Crape myrtles will start blooming soon, and that’s a great time to select the right color variety for your yard to compliment your home. Be sure to pick one that matures to the exact height for the location. That eliminates the need to annually prune it back to fit the spot. There are many named varieties to choose from, each with a definite growth habit, color and mature height. Varieties with Indian tribe names, like ‘Natchez’, ‘Hopi’, ‘Muskogee’ and ‘Acoma’, are interspecific hybrids with very good resistance to powdery mildew.
Bare spots in your garden and flower beds are the breeding grounds for weeds. All a weed seed needs is a little bit of light and water to germinate. Prevent weeds by spreading mulch over all bare areas in your flower and vegetable gardens, and under and around shrubs. Pine straw is an excellent choice and is slow to decompose. A layer of mulch will also cut down on a plants water needs.
Lawns Care.

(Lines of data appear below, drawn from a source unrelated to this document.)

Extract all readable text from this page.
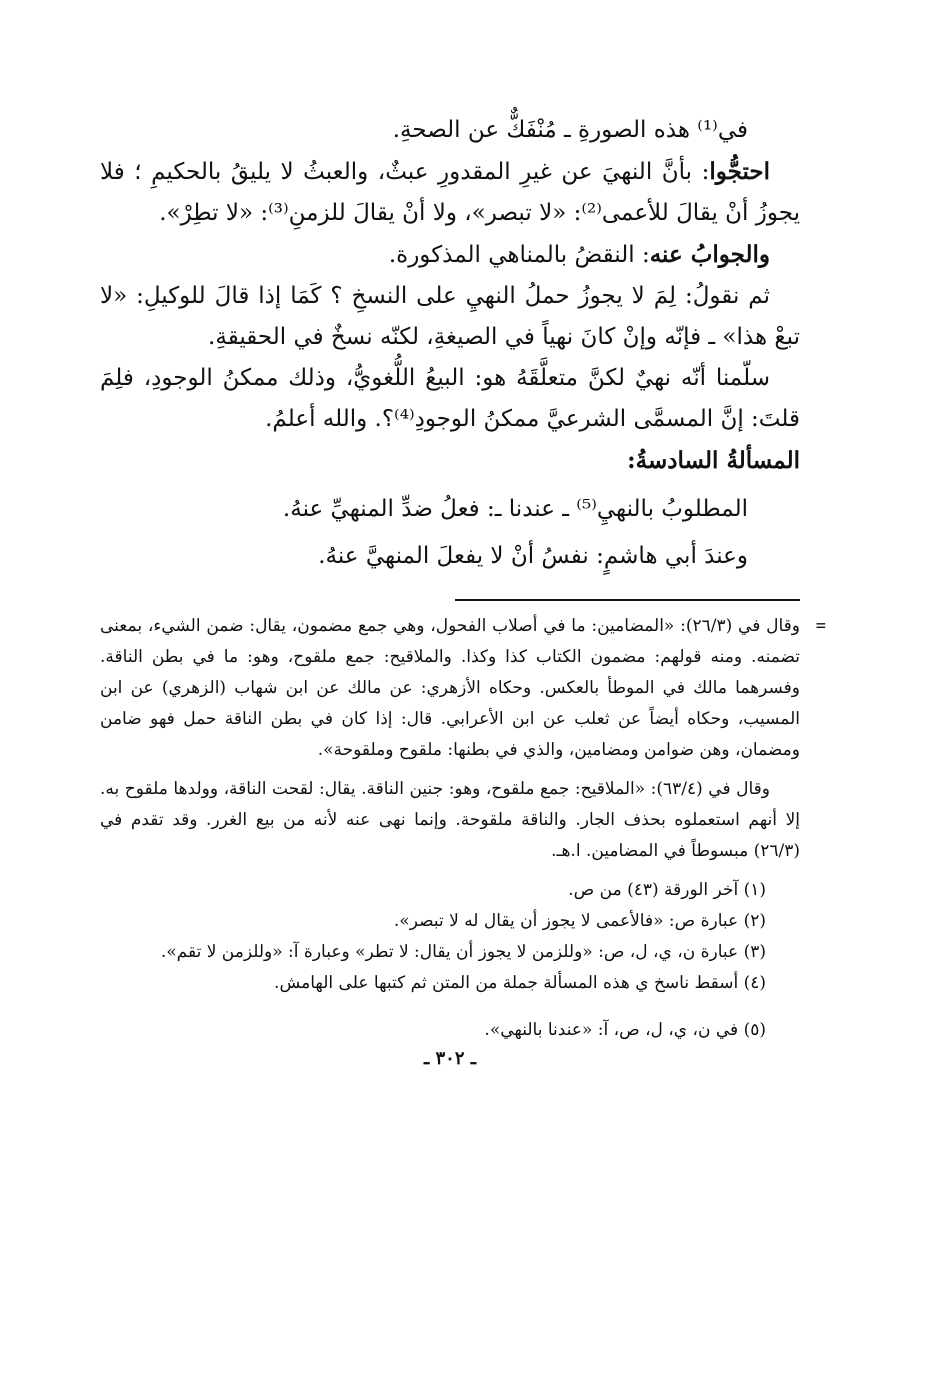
في⁽¹⁾ هذه الصورةِ ـ مُنْفَكٌّ عن الصحةِ.

احتجُّوا: بأنَّ النهيَ عن غيرِ المقدورِ عبثٌ، والعبثُ لا يليقُ بالحكيمِ ؛ فلا يجوزُ أنْ يقالَ للأعمى⁽²⁾: «لا تبصر»، ولا أنْ يقالَ للزمنِ⁽³⁾: «لا تطِرْ».

والجوابُ عنه: النقضُ بالمناهي المذكورة.

ثم نقولُ: لِمَ لا يجوزُ حملُ النهيِ على النسخِ ؟ كَمَا إذا قالَ للوكيلِ: «لا تبعْ هذا» ـ فإنّه وإنْ كانَ نهياً في الصيغةِ، لكنّه نسخٌ في الحقيقةِ.

سلّمنا أنّه نهيٌ لكنَّ متعلَّقَهُ هو: البيعُ اللُّغويُّ، وذلك ممكنُ الوجودِ، فلِمَ قلتَ: إنَّ المسمَّى الشرعيَّ ممكنُ الوجودِ⁽⁴⁾؟. والله أعلمُ.

المسألةُ السادسةُ:

المطلوبُ بالنهيِ⁽⁵⁾ ـ عندنا ـ: فعلُ ضدِّ المنهيِّ عنهُ.

وعندَ أبي هاشمٍ: نفسُ أنْ لا يفعلَ المنهيَّ عنهُ.

=

وقال في (٢٦/٣): «المضامين: ما في أصلاب الفحول، وهي جمع مضمون، يقال: ضمن الشيء، بمعنى تضمنه. ومنه قولهم: مضمون الكتاب كذا وكذا. والملاقيح: جمع ملقوح، وهو: ما في بطن الناقة. وفسرهما مالك في الموطأ بالعكس. وحكاه الأزهري: عن مالك عن ابن شهاب (الزهري) عن ابن المسيب، وحكاه أيضاً عن ثعلب عن ابن الأعرابي. قال: إذا كان في بطن الناقة حمل فهو ضامن ومضمان، وهن ضوامن ومضامين، والذي في بطنها: ملقوح وملقوحة».

وقال في (٦٣/٤): «الملاقيح: جمع ملقوح، وهو: جنين الناقة. يقال: لقحت الناقة، وولدها ملقوح به. إلا أنهم استعملوه بحذف الجار. والناقة ملقوحة. وإنما نهى عنه لأنه من بيع الغرر. وقد تقدم في (٢٦/٣) مبسوطاً في المضامين. ا.هـ.

(١) آخر الورقة (٤٣) من ص.

(٢) عبارة ص: «فالأعمى لا يجوز أن يقال له لا تبصر».

(٣) عبارة ن، ي، ل، ص: «وللزمن لا يجوز أن يقال: لا تطر» وعبارة آ: «وللزمن لا تقم».

(٤) أسقط ناسخ ي هذه المسألة جملة من المتن ثم كتبها على الهامش.

(٥) في ن، ي، ل، ص، آ: «عندنا بالنهي».

ـ ٣٠٢ ـ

The hotter weather of June promotes faster growth of grass, so keep up with the mowing so you don’t have to bag the clippings. To avoid stressing the grass, remove no more than 1/3 of the total length of the grass blade each time you mow. You may need to mow frequently, every 5 or 6 days instead of every 7 to 10 days. Let the clippings fall back into the lawn to recycle nutrients. Mowing frequently at the correct height will promote a healthy, thick turf resistant to weeds.
For Bermuda lawns that are making poor growth thus far this year, make a second application of fertilizer. For best results, use a fertilizer with a high percentage of nitrogen in the slow- release form so the grass won’t grow quite so rapidly. But, be careful to not apply too much fertilizer! A wet, hot June, coupled with lushly growing grass from high rates of nitrogen combine to promote Grey Leaf Spot, a fungal disease of St. Augustine grass. This summer disease causes yellowing and in severe cases, severe thinning of the turf, especially in shady areas or in low spots that tend to stay wet. If your St. Augustine is thick and rapidly growing, skip the summer application.
It is important you know how large your lawn is so you know how much fertilizer to apply. Check the bag for recommendations. Typical application rates for common fertilizer analyses might be 5 pounds of 21-7-14 per 1000 square feet, or 6 pounds of 15-5-10 per 1000 square feet. Do not exceed these rates.
Centipede lawns do not need to be fertilized at this time. Wait until fall for the next application.